# Homework 4 - Basic Bayes
You have seen a demostration of Bayesian inference in section. Your homework will explore simple variation of it to solidify your understanding of priors, likelihoods, and posteriors.

# 1 Bayes Rule Introduction and Warm Up (2 pts)

Recall Bayes: $P(A|B) = \frac{P(B|A)P(A)}{P(B)}$


**Scenario:**

Imagine you are a dietician for toddlers. You are trying to recommend to parents which fruit they should buy their kids. You have a client 'Tommy' who likes bananas. You also know, from your many years as a toddler dietician, the following statistics:
- If a child likes apples it is 95% gaurenteed that they also like bananas.
- 50% of children like apples.
- 75% of children like bananas.

**Tasks**

- [1 pt] Use Bayes Theorem to calculate the probability that Tommy likes apples
- [1 pt] Print the probabilty 

In [None]:
# TODO Translate probabilities
p_likes_bananas_given_apples = None
p_likes_apples = None
p_likes_bananas = None

# TODO Bayes theorem implementation 


# TODO Print



# 2 Bayesian Inference with Synthetic Data (17 pts)

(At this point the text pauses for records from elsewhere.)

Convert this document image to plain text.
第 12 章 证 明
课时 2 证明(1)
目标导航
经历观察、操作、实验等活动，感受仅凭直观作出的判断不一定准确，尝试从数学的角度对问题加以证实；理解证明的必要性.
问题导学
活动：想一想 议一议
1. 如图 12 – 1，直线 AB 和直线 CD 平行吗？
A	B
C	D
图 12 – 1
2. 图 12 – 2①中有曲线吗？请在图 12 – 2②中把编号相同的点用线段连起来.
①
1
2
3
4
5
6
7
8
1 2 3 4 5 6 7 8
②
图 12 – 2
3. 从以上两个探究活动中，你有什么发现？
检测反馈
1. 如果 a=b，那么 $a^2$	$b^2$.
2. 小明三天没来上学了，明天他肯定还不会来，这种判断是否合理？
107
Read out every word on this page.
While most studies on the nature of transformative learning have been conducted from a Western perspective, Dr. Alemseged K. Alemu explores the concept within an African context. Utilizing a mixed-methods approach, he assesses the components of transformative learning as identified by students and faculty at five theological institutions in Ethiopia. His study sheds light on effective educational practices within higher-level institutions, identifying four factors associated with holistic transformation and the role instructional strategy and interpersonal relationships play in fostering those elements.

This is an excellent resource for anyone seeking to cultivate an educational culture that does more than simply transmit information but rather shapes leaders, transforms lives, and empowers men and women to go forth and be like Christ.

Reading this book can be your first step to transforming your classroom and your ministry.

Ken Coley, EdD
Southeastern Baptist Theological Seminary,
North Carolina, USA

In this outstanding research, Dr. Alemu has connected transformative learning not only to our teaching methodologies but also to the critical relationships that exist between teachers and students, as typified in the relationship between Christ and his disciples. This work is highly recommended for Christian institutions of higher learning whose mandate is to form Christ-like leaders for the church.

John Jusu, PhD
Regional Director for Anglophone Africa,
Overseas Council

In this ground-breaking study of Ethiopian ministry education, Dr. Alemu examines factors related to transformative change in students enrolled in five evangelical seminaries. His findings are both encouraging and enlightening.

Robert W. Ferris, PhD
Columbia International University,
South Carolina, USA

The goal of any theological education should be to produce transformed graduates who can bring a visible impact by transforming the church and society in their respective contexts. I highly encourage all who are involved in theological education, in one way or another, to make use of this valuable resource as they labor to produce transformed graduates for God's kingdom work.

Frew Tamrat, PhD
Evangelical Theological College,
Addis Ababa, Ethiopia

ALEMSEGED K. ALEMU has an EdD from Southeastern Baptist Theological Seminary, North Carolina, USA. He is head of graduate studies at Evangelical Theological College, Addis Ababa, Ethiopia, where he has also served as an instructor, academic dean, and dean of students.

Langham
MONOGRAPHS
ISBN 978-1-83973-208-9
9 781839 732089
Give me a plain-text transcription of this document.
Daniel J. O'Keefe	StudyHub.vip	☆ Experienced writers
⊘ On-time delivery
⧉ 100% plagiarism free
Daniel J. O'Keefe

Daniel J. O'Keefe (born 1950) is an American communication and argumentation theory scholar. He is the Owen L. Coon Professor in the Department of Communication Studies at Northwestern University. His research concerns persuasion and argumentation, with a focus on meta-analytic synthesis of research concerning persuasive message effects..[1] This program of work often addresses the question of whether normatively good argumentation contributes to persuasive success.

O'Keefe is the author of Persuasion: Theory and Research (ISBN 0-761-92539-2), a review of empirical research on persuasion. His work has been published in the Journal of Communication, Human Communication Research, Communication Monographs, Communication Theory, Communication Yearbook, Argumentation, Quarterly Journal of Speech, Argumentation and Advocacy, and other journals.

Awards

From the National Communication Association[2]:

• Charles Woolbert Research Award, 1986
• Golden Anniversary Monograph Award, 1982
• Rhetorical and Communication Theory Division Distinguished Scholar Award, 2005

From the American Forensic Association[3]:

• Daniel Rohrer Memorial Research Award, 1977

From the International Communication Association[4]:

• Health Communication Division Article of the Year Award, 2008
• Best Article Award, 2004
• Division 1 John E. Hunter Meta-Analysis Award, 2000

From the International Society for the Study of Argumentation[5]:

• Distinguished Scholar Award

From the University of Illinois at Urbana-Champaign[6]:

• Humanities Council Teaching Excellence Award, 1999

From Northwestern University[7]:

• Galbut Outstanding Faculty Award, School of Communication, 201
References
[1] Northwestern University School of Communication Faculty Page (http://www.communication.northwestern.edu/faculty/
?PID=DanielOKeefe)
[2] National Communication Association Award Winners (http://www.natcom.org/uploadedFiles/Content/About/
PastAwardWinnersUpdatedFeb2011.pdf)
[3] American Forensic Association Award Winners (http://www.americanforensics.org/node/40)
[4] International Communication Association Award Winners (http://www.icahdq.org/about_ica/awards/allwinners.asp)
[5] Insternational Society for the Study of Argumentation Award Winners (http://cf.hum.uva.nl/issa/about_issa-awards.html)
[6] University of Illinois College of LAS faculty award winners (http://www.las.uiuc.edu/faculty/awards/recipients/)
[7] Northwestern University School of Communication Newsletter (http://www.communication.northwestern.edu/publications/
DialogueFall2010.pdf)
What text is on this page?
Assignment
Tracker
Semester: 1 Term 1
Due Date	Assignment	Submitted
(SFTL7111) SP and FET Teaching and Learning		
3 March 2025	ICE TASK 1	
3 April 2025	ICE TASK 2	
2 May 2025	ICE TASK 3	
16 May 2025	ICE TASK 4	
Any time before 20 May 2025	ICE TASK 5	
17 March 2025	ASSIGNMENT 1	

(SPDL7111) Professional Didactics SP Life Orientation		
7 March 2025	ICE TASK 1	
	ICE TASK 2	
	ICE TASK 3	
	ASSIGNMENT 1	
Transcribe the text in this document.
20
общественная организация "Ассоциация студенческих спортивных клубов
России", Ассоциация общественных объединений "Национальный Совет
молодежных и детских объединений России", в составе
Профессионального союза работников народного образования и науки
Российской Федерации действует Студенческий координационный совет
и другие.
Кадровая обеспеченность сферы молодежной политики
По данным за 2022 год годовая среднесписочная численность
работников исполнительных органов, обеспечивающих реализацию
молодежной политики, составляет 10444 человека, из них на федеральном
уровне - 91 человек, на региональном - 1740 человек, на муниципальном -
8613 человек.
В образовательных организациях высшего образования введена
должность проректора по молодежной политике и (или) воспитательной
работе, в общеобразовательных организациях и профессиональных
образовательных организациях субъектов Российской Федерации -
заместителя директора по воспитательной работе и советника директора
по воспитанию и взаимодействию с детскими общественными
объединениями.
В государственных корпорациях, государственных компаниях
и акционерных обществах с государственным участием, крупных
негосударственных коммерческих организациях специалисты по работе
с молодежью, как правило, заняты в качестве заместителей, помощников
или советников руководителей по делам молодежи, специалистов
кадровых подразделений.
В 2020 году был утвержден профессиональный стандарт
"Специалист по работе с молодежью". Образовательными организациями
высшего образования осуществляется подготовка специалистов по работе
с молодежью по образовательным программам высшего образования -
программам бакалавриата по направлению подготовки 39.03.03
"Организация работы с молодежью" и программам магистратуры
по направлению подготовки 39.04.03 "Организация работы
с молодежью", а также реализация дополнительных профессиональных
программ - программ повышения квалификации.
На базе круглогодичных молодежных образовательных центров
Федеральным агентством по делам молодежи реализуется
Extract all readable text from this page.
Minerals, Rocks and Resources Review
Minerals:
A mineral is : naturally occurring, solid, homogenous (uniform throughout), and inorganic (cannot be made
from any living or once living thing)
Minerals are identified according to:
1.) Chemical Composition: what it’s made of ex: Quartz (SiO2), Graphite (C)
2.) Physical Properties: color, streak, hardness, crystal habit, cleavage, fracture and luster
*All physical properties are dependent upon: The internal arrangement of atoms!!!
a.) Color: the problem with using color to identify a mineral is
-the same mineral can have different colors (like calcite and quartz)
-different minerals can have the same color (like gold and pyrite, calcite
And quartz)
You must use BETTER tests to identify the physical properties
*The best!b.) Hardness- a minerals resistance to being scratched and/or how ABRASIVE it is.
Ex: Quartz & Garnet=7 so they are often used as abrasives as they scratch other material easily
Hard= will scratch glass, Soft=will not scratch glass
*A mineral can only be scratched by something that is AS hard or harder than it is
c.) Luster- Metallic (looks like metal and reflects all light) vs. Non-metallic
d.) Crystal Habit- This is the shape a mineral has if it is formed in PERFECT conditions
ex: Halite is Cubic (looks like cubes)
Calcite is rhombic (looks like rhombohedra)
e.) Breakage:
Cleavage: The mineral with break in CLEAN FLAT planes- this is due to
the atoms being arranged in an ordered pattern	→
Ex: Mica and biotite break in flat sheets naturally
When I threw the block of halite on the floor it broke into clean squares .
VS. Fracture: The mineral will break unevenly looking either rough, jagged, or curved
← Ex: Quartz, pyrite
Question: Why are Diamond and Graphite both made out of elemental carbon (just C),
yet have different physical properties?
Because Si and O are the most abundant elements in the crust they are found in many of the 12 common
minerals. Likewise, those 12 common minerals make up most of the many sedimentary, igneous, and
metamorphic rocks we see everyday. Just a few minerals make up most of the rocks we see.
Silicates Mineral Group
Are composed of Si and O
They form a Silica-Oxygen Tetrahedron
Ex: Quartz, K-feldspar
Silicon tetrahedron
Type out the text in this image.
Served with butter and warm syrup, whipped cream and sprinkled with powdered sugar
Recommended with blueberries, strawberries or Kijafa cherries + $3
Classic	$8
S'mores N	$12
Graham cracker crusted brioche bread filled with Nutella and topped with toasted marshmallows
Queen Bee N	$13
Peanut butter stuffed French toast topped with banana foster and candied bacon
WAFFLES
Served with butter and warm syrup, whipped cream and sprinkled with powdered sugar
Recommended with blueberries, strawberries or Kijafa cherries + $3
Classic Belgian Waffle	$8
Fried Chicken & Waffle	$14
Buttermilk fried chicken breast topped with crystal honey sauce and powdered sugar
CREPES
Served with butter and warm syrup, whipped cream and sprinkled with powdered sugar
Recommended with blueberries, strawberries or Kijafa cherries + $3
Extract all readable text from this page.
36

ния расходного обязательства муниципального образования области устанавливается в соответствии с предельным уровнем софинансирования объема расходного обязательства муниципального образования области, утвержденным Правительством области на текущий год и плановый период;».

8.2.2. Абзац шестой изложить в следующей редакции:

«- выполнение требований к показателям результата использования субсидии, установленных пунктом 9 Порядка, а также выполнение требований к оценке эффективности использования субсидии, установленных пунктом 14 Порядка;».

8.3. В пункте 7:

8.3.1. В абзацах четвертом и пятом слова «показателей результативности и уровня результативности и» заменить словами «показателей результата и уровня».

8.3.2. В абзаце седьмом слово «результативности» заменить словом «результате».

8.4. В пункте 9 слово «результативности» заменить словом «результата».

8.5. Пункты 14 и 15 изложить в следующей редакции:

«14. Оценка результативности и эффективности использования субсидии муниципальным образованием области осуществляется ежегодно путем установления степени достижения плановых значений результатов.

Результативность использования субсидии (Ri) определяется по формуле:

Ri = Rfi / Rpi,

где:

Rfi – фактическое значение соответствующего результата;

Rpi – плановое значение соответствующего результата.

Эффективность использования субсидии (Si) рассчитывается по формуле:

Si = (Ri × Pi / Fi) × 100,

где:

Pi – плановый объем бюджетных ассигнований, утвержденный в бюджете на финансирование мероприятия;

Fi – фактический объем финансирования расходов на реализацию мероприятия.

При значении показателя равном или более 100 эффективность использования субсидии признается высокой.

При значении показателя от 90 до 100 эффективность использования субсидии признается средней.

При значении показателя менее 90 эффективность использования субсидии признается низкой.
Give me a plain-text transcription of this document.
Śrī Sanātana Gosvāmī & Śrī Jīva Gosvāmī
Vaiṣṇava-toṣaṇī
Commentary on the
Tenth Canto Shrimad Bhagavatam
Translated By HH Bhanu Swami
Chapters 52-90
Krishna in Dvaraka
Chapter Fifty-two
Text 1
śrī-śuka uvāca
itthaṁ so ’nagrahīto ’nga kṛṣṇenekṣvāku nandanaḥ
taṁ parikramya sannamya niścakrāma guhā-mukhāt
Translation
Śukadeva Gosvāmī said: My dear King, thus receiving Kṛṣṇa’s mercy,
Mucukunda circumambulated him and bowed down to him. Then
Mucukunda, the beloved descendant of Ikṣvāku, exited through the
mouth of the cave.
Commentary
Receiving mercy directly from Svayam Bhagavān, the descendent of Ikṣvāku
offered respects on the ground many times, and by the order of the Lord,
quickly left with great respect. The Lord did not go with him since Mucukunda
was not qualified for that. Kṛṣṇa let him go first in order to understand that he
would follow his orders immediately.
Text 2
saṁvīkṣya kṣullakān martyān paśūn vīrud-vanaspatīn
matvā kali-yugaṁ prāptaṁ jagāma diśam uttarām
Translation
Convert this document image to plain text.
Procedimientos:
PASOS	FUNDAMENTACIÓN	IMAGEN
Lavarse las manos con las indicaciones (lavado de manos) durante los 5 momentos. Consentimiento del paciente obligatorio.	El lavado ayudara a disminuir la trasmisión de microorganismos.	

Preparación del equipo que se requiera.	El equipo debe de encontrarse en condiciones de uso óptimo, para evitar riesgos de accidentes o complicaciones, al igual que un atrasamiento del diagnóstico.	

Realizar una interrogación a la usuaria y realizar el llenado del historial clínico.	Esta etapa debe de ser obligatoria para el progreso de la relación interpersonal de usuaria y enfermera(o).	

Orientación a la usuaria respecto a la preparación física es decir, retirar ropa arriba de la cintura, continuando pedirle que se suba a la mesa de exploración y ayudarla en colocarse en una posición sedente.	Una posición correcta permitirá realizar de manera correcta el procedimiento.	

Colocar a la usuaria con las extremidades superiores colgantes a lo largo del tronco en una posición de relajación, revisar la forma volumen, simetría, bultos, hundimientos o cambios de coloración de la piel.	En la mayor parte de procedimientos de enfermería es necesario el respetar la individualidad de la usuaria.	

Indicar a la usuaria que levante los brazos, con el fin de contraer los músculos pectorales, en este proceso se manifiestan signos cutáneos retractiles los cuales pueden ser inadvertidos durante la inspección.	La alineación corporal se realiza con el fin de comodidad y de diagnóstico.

In this section, you will simulate a dataset and update a prior distribution using Bayes' Rule.

Your friend Steve is a really sleazy guy. He wants to make a bet with you on the outcome of a coin being flipped. The only catch is that he wants to bet that his lucky "totally fair" coin will land on heads (a binomial success). Obviously you don't believe him and decide to run an experiment to understand the true fairness of the coin. 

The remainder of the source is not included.